Recent interest has also focused on the viral replication complex, which contains viral polymerase proteins and nucleoproteins. Adaptation of viral replication from an avian to a mammalian environment pro-bably requires changes in viral replication proteins. Key residues in the polymerase PB2 are associated with mammalian cell adaptation. Novel technical approaches to structure-function analysis15 using array technology coupled with protein expression libraries suggest roles for several residues in the C terminus of this protein already associated with host range specificity. These residues may be involved directly in interactions with cell factors.

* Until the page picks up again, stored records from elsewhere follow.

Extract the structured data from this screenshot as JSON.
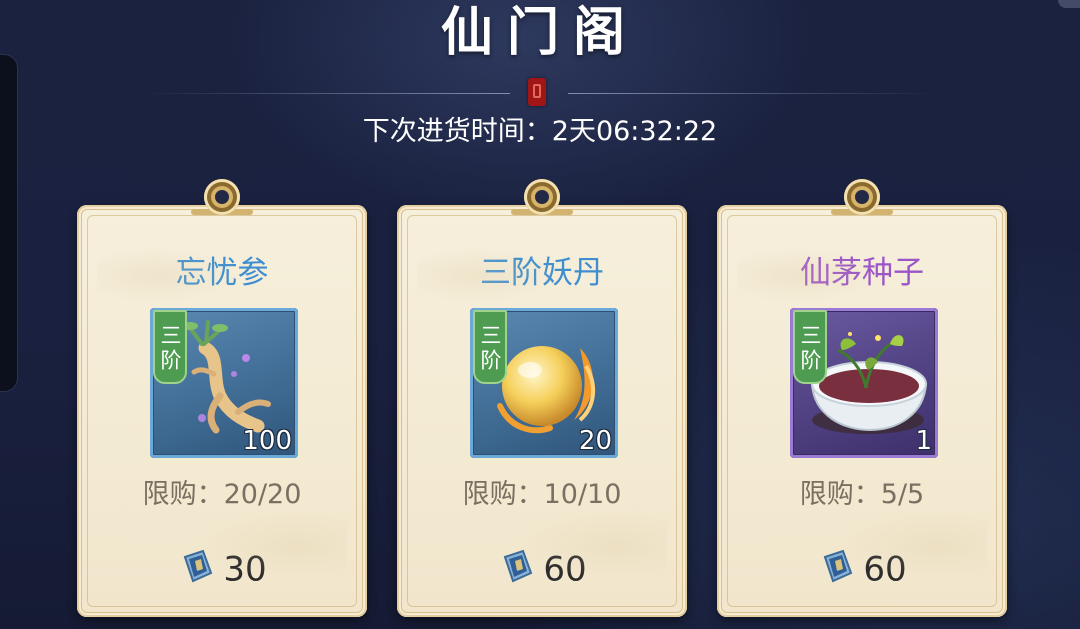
{
  "header": {
    "title": "仙门阁",
    "restock_label": "下次进货时间：",
    "restock_time": "2天06:32:22"
  },
  "cards": [
    {
      "name": "忘忧参",
      "name_color": "#3f8fd0",
      "tier": "三阶",
      "quantity": "100",
      "item_icon": "ginseng-root-icon",
      "limit_label": "限购：",
      "limit_value": "20/20",
      "price": "30",
      "currency_icon": "jade-token-icon"
    },
    {
      "name": "三阶妖丹",
      "name_color": "#3f8fd0",
      "tier": "三阶",
      "quantity": "20",
      "item_icon": "golden-orb-icon",
      "limit_label": "限购：",
      "limit_value": "10/10",
      "price": "60",
      "currency_icon": "jade-token-icon"
    },
    {
      "name": "仙茅种子",
      "name_color": "#9b55c8",
      "tier": "三阶",
      "quantity": "1",
      "item_icon": "seed-bowl-icon",
      "limit_label": "限购：",
      "limit_value": "5/5",
      "price": "60",
      "currency_icon": "jade-token-icon"
    }
  ],
  "colors": {
    "background": "#1a2140",
    "card_bg": "#f4ecd6",
    "tier_tag": "#4e9b52",
    "blue_frame": "#4f7ea6",
    "purple_frame": "#5a4a90"
  }
}
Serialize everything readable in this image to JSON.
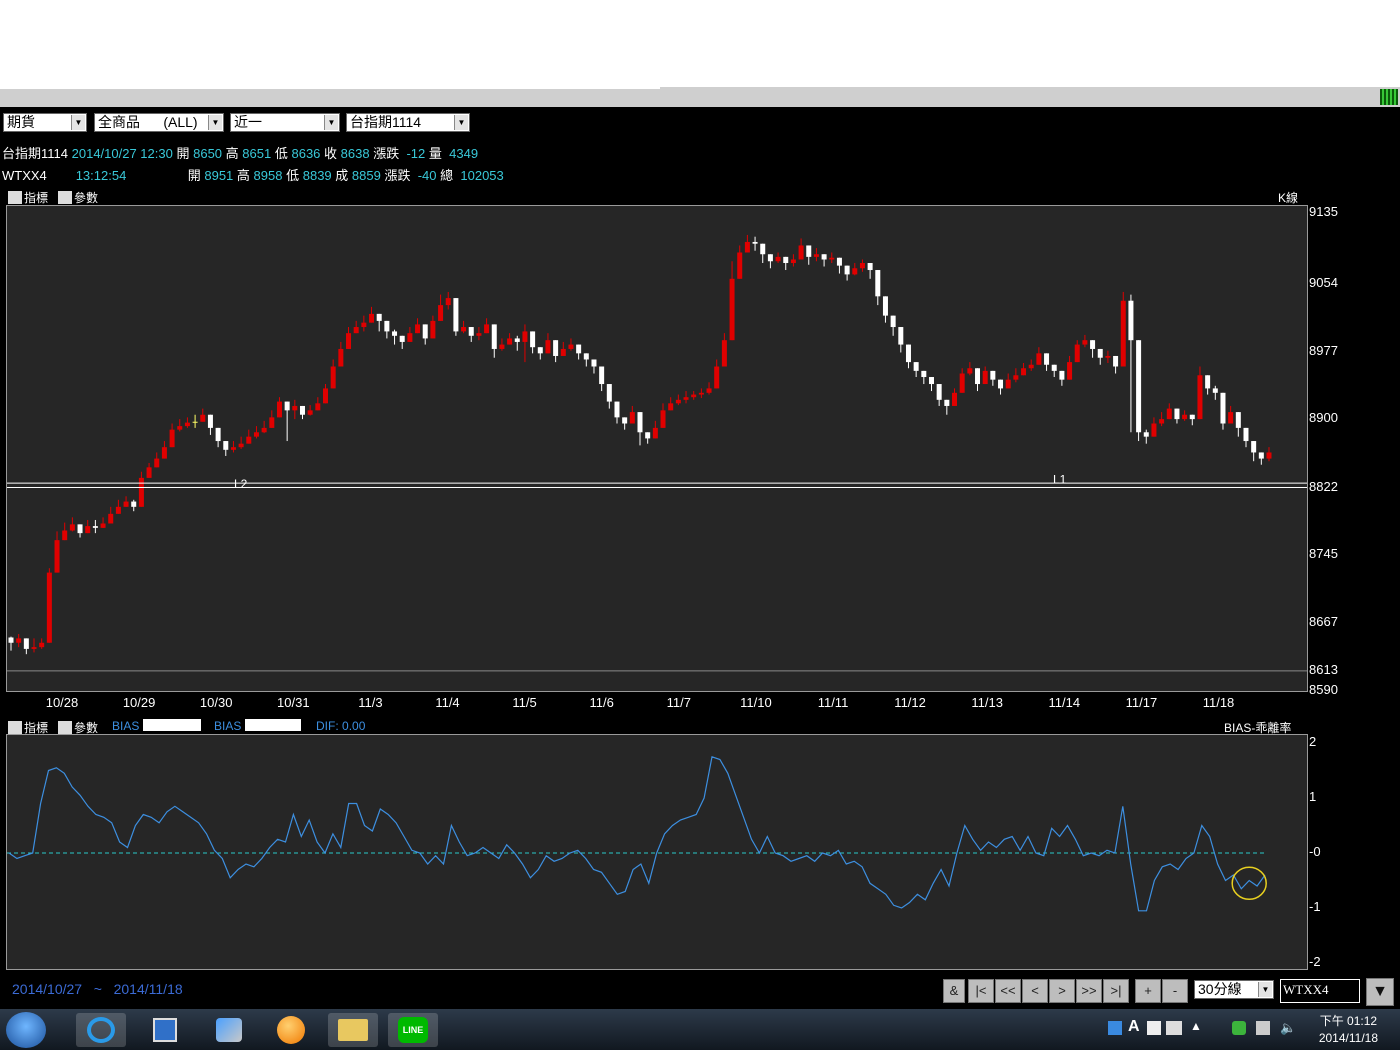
{
  "toolbar": {
    "market_select": "期貨",
    "product_select": "全商品      (ALL)",
    "period_select": "近一",
    "symbol_select": "台指期1114"
  },
  "quote1": {
    "name": "台指期1114",
    "datetime": "2014/10/27 12:30",
    "open_label": "開",
    "open": "8650",
    "high_label": "高",
    "high": "8651",
    "low_label": "低",
    "low": "8636",
    "close_label": "收",
    "close": "8638",
    "chg_label": "漲跌",
    "chg": "-12",
    "vol_label": "量",
    "vol": "4349"
  },
  "quote2": {
    "name": "WTXX4",
    "time": "13:12:54",
    "open_label": "開",
    "open": "8951",
    "high_label": "高",
    "high": "8958",
    "low_label": "低",
    "low": "8839",
    "close_label": "成",
    "close": "8859",
    "chg_label": "漲跌",
    "chg": "-40",
    "vol_label": "總",
    "vol": "102053"
  },
  "main_panel": {
    "indicator_btn": "指標",
    "param_btn": "參數",
    "type_label": "K線",
    "line1": "L1",
    "line2": "L2"
  },
  "sub_panel": {
    "indicator_btn": "指標",
    "param_btn": "參數",
    "bias1_label": "BIAS",
    "bias2_label": "BIAS",
    "dif_label": "DIF:",
    "dif_value": "0.00",
    "type_label": "BIAS-乖離率"
  },
  "bottom": {
    "date_from": "2014/10/27",
    "tilde": "~",
    "date_to": "2014/11/18",
    "amp_btn": "&",
    "first_btn": "|<",
    "prev_page_btn": "<<",
    "prev_btn": "<",
    "next_btn": ">",
    "next_page_btn": ">>",
    "last_btn": ">|",
    "zoom_in_btn": "+",
    "zoom_out_btn": "-",
    "interval_select": "30分線",
    "symbol_input": "WTXX4"
  },
  "taskbar": {
    "clock_ampm": "下午 01:12",
    "clock_date": "2014/11/18",
    "line_app_label": "LINE"
  },
  "colors": {
    "up": "#e00000",
    "down": "#ffffff",
    "doji": "#ffff66",
    "bias_line": "#3d8fe0",
    "zero_line": "#2ac8c8",
    "chart_bg": "#262626",
    "highlight_circle": "#e8d020"
  },
  "chart_data": [
    {
      "type": "candlestick",
      "title": "K線",
      "y_ticks": [
        "9135",
        "9054",
        "8977",
        "8900",
        "8822",
        "8745",
        "8667",
        "8613",
        "8590"
      ],
      "ylim": [
        8590,
        9143
      ],
      "x_ticks": [
        "10/28",
        "10/29",
        "10/30",
        "10/31",
        "11/3",
        "11/4",
        "11/5",
        "11/6",
        "11/7",
        "11/10",
        "11/11",
        "11/12",
        "11/13",
        "11/14",
        "11/17",
        "11/18"
      ],
      "horizontal_lines": [
        {
          "label": "L2",
          "value": 8827
        },
        {
          "label": "L1",
          "value": 8822
        }
      ],
      "close": [
        8645,
        8650,
        8638,
        8640,
        8645,
        8725,
        8762,
        8773,
        8780,
        8770,
        8778,
        8776,
        8781,
        8792,
        8800,
        8806,
        8800,
        8833,
        8845,
        8855,
        8868,
        8888,
        8892,
        8896,
        8897,
        8905,
        8890,
        8875,
        8865,
        8868,
        8872,
        8880,
        8885,
        8890,
        8902,
        8920,
        8910,
        8915,
        8905,
        8910,
        8918,
        8935,
        8960,
        8980,
        8998,
        9005,
        9010,
        9020,
        9012,
        9000,
        8995,
        8988,
        8998,
        9008,
        8992,
        9012,
        9030,
        9038,
        9000,
        9005,
        8995,
        8998,
        9008,
        8980,
        8985,
        8992,
        8988,
        9000,
        8982,
        8975,
        8990,
        8972,
        8980,
        8985,
        8975,
        8968,
        8960,
        8940,
        8920,
        8902,
        8895,
        8908,
        8885,
        8878,
        8890,
        8910,
        8918,
        8922,
        8925,
        8928,
        8930,
        8935,
        8960,
        8990,
        9060,
        9090,
        9102,
        9100,
        9088,
        9080,
        9085,
        9078,
        9082,
        9098,
        9085,
        9088,
        9082,
        9084,
        9075,
        9065,
        9072,
        9078,
        9070,
        9040,
        9018,
        9005,
        8985,
        8965,
        8955,
        8948,
        8940,
        8922,
        8915,
        8930,
        8952,
        8958,
        8940,
        8955,
        8945,
        8935,
        8945,
        8950,
        8958,
        8962,
        8975,
        8962,
        8955,
        8945,
        8965,
        8985,
        8990,
        8980,
        8970,
        8972,
        8960,
        9035,
        8990,
        8885,
        8880,
        8895,
        8900,
        8912,
        8900,
        8905,
        8900,
        8950,
        8935,
        8930,
        8895,
        8908,
        8890,
        8875,
        8862,
        8855,
        8862
      ],
      "high": [
        8652,
        8655,
        8645,
        8650,
        8650,
        8730,
        8772,
        8782,
        8788,
        8780,
        8785,
        8785,
        8788,
        8800,
        8808,
        8812,
        8808,
        8840,
        8850,
        8862,
        8875,
        8895,
        8900,
        8902,
        8905,
        8912,
        8905,
        8885,
        8872,
        8875,
        8880,
        8888,
        8892,
        8898,
        8910,
        8925,
        8918,
        8922,
        8912,
        8916,
        8925,
        8940,
        8968,
        8988,
        9005,
        9012,
        9018,
        9028,
        9018,
        9008,
        9002,
        8995,
        9005,
        9015,
        9000,
        9018,
        9042,
        9045,
        9015,
        9012,
        9002,
        9005,
        9015,
        8988,
        8992,
        8998,
        8995,
        9008,
        8992,
        8982,
        8998,
        8980,
        8988,
        8992,
        8982,
        8975,
        8968,
        8948,
        8928,
        8910,
        8902,
        8915,
        8890,
        8885,
        8898,
        8918,
        8925,
        8928,
        8932,
        8932,
        8935,
        8942,
        8968,
        8998,
        9080,
        9098,
        9110,
        9108,
        9095,
        9088,
        9090,
        9085,
        9088,
        9106,
        9092,
        9095,
        9088,
        9090,
        9082,
        9072,
        9078,
        9082,
        9075,
        9050,
        9025,
        9012,
        8990,
        8972,
        8962,
        8955,
        8948,
        8928,
        8922,
        8935,
        8958,
        8965,
        8948,
        8960,
        8952,
        8942,
        8952,
        8958,
        8964,
        8968,
        8982,
        8968,
        8962,
        8952,
        8972,
        8990,
        8996,
        8988,
        8978,
        8978,
        8968,
        9045,
        9042,
        8895,
        8888,
        8902,
        8908,
        8918,
        8908,
        8910,
        8905,
        8960,
        8942,
        8938,
        8902,
        8915,
        8895,
        8882,
        8870,
        8862,
        8868
      ],
      "low": [
        8636,
        8640,
        8632,
        8634,
        8638,
        8718,
        8755,
        8766,
        8772,
        8765,
        8770,
        8770,
        8776,
        8786,
        8794,
        8800,
        8795,
        8826,
        8840,
        8848,
        8862,
        8880,
        8886,
        8890,
        8890,
        8898,
        8882,
        8868,
        8858,
        8862,
        8866,
        8872,
        8878,
        8884,
        8895,
        8915,
        8875,
        8900,
        8900,
        8904,
        8910,
        8930,
        8952,
        8972,
        8990,
        8998,
        9000,
        9012,
        9000,
        8992,
        8985,
        8980,
        8990,
        9000,
        8985,
        9005,
        9018,
        9025,
        8995,
        8998,
        8988,
        8990,
        9000,
        8970,
        8978,
        8985,
        8978,
        8965,
        8975,
        8968,
        8982,
        8965,
        8972,
        8978,
        8968,
        8960,
        8952,
        8932,
        8912,
        8895,
        8888,
        8898,
        8870,
        8872,
        8882,
        8902,
        8910,
        8916,
        8918,
        8922,
        8924,
        8928,
        8950,
        8980,
        9050,
        9080,
        9094,
        9092,
        9078,
        9072,
        9078,
        9070,
        9074,
        9090,
        9076,
        9080,
        9074,
        9078,
        9066,
        9058,
        9064,
        9068,
        9060,
        9030,
        9010,
        8995,
        8976,
        8958,
        8948,
        8940,
        8932,
        8915,
        8905,
        8922,
        8945,
        8950,
        8932,
        8948,
        8938,
        8928,
        8935,
        8942,
        8950,
        8955,
        8968,
        8955,
        8948,
        8938,
        8958,
        8978,
        8982,
        8970,
        8962,
        8964,
        8952,
        8975,
        8885,
        8875,
        8872,
        8888,
        8892,
        8905,
        8895,
        8898,
        8893,
        8942,
        8928,
        8922,
        8888,
        8900,
        8880,
        8868,
        8852,
        8848,
        8852
      ]
    },
    {
      "type": "line",
      "title": "BIAS-乖離率",
      "y_ticks": [
        "2",
        "1",
        "-0",
        "-1",
        "-2"
      ],
      "ylim": [
        -2,
        2
      ],
      "zero_line": 0,
      "values": [
        0.0,
        -0.1,
        -0.05,
        0.0,
        0.9,
        1.5,
        1.55,
        1.45,
        1.2,
        1.05,
        0.85,
        0.7,
        0.65,
        0.55,
        0.2,
        0.1,
        0.5,
        0.7,
        0.65,
        0.55,
        0.75,
        0.85,
        0.75,
        0.65,
        0.55,
        0.35,
        0.05,
        -0.1,
        -0.45,
        -0.3,
        -0.2,
        -0.25,
        -0.1,
        0.1,
        0.25,
        0.2,
        0.7,
        0.3,
        0.6,
        0.2,
        0.0,
        0.35,
        0.1,
        0.9,
        0.9,
        0.5,
        0.4,
        0.8,
        0.7,
        0.55,
        0.3,
        0.05,
        0.0,
        -0.2,
        -0.05,
        -0.2,
        0.5,
        0.2,
        -0.05,
        0.0,
        0.1,
        0.0,
        -0.1,
        0.15,
        0.0,
        -0.2,
        -0.45,
        -0.3,
        -0.05,
        -0.15,
        -0.1,
        0.0,
        0.05,
        -0.1,
        -0.3,
        -0.35,
        -0.55,
        -0.75,
        -0.7,
        -0.3,
        -0.2,
        -0.55,
        0.0,
        0.35,
        0.5,
        0.6,
        0.65,
        0.7,
        1.0,
        1.75,
        1.7,
        1.45,
        1.05,
        0.65,
        0.25,
        0.0,
        0.3,
        0.0,
        -0.05,
        -0.15,
        -0.1,
        -0.05,
        -0.15,
        0.0,
        -0.05,
        0.05,
        -0.2,
        -0.15,
        -0.25,
        -0.55,
        -0.65,
        -0.75,
        -0.95,
        -1.0,
        -0.9,
        -0.75,
        -0.85,
        -0.55,
        -0.3,
        -0.6,
        0.0,
        0.5,
        0.25,
        0.05,
        0.2,
        0.1,
        0.25,
        0.3,
        0.05,
        0.3,
        0.0,
        -0.05,
        0.45,
        0.3,
        0.5,
        0.25,
        -0.05,
        0.0,
        -0.05,
        0.05,
        0.0,
        0.85,
        -0.2,
        -1.05,
        -1.05,
        -0.5,
        -0.25,
        -0.2,
        -0.3,
        -0.1,
        0.0,
        0.5,
        0.3,
        -0.2,
        -0.5,
        -0.4,
        -0.65,
        -0.5,
        -0.6,
        -0.4
      ]
    }
  ]
}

Such technical developments may help elucidate hitherto cryptic host-viral interactions that influence replication efficiency or immune response.

Finding a final common cellular pathway that explains the virulence of different influenza A subtypes in humans will be important for understanding the severity of human or zoonotic infections. Although a unifying hypothesis is some way off, identification of specific host genes switched on early in infection is essential for pinpointing prognostic indicators of disease severity. Immune intervention strategies are badly needed for treatment of zoonotic H5N1 and may ultimately be simpler to apply than antiviral regimes, which are currently the only countermeasure available for severe influenza infections, whether human or animal in origin.

In the last two years, the circulation of H5N1-infected birds has extended from Southeast Asia into Africa, Europe and the Middle East, bringing an increasing danger of sporadic transmission of avian flu to humans. In the face of this threat, and given the unpredictability of viral evolution and the relative lack of global preparedness, the effort to understand what defines a pandemic influenza strain has become a matter of extreme urgency.